Popken also showed how skepticism remains a valuable, if too-little-employed reportorial tool. When a blogger at his own site said that Wal-Mart was selling T-shirts with the “death skull” symbol from the caps of the Nazi SS, Popken spread the news through Consumerist. CNN, the Chicago Tribune, and others picked up the story, including Wal-Mart’s statement that it had no idea of the symbol’s past and that the T-shirts were being removed. Yet sixty-two weeks later, Popken’s staff reported that the shirts remained on sale at the Wal-Mart in Palmdale, California, a story it had pretty much to itself. Wal-Mart repeatedly threatened litigation over the continuing coverage, Popken said, but Consumerist reported not only that Wal-Mart’s statement that it had removed the shirts was untrue but that this was not the first time Wal-Mart had sold items linked to fascism. For example, in 2004, Wal-Mart bookshelves carried The Protocols of the Learned Elders of Zion, the infamous anti-Semitic creation of the secret police in czarist Russia.
Popken says that “instead of bringing the data from on high—this is what we have from these experts and this is what the company PR person says—we are taking it from the customers.” It is a perspective and technique that newspapers could employ to great effect—and with more balanced reporting standards—and which might help them match Consumerist’s success in getting two million unique visitors per month with a staff of just four journalists.
Another newspaper tradition that the Web challenges is the tendency to ignore stories broken by other newspapers. A good example of this comes from the Galveston County Daily News, which since 2005 has been digging into a state program that is supposed to result in lower costs for electricity for schools and other government agencies.
The story began with coverage of a Galveston Housing Authority board meeting at which a new reporter, Sarah Viren, listened carefully when officials took up a subject that would make the eyes of most editors glaze over: an electricity-supply contract. Soon Viren, joined by reporter Martin Schladen, was questioning how much money the Reliant utility in Houston was making from a deal that was supposed to supply cheap electricity to public agencies like the housing authority and schools. (Disclosure: Schladen wrote favorably about my latest book’s chapters on electricity pricing manipulations.)

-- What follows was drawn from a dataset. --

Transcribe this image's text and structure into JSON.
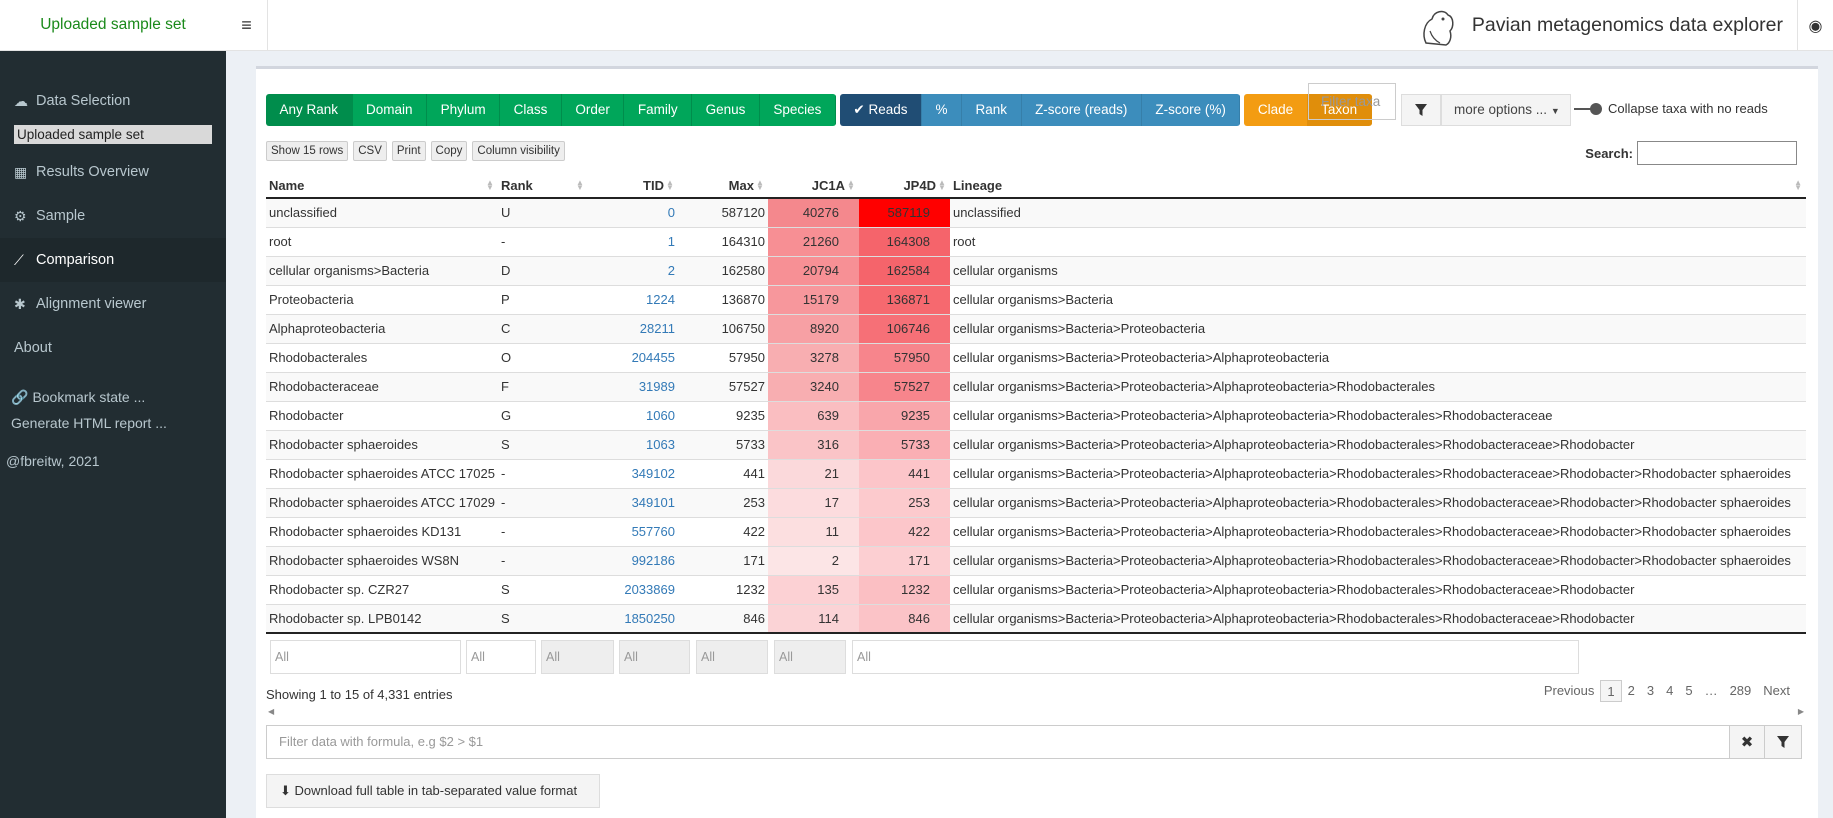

The inquiries upset both the utility and Jerry Patterson, the state land commissioner, who used his own Visa card to pay $2,212.85 for a full-page ad headlined “The Galveston Daily News and Vladimir Lenin Have Something in Common.” It told readers not to believe what the paper had reported about the cost of electricity and who benefits. But publisher Dolph Tillotson stood by his reporters. The paper noted that the state refused to release documents on the costs and benefits of the program and, at one point, demanded $93,000 before reporters could see them. Eventually, Viren and Schladen got the documents, and they proved that the program not only did not make a profit or save taxpayers money, but actually cost taxpayers and may have produced big profits for Reliant.
The stories reported in Galveston affect virtually every resident of Texas. Yet, with the exception of a few pieces by R. A. “Jake” Dyer, the consumer reporter recently laid off by the Fort Worth Star-Telegram, and a few other scattered pieces, no other newspaper has dug deeply in what the Daily News found, or connected in some way to its reporting. “Reporters used to cover utility-rate cases and question the reason electricity or gas should cost more,” says Mindy Spatt, the publicist for the Utility Reform Network, a California consumer organization. “Now the newspapers just report that a rate case was approved and electricity will cost so much more per month.”
But the Daily News readers told the newspaper they were eager to read more about this investigation that affected their wallets by causing them to pay more than necessary in taxes for government agencies, Tillotson said.

I'm partial to the theory that the driving force behind the MSM is no longer selling subscriptions to their readers, but selling readers to their advertisers. Through that lens, this story is not surprising.
Posted by Micah Sittig on Tue 2 Sep 2008 at 02:17 AM
I agree whole heartedly. There is a significant gap between reality and what is reported as reality. A lot of effort is required if a reader wants to read accurate, reality based reporting. I find myself surfing news sites for hours trying to decipher what is real news and what is junk news. I would pay to have a service dedicated to filtering out junk news from real news. It would save me a tremendous amount of time.
Posted by Jonathan Rocha on Tue 2 Sep 2008 at 01:33 PM
Not all that needs to be talked about this way is news.
Sometimes a very old idea -- such as that the earth belongs to all of us, and its resources should be paid for, in the form of royalties -- at current values, not 1872 or 1972 or 2002 values -- to the commons.
Not news, but vitally important to TCMITS (the common man in the street), if only he was conscious of it.
Investigative reporting on all the little corruption stuff is sort of pointless when we let the earth's resources be treated as the private treasure of a few of us. Diverting us from the big corruption inherent in how we currently do things.
If we corrected this, that water would not be rising, and most of us would no longer be struggling to keep our heads above it.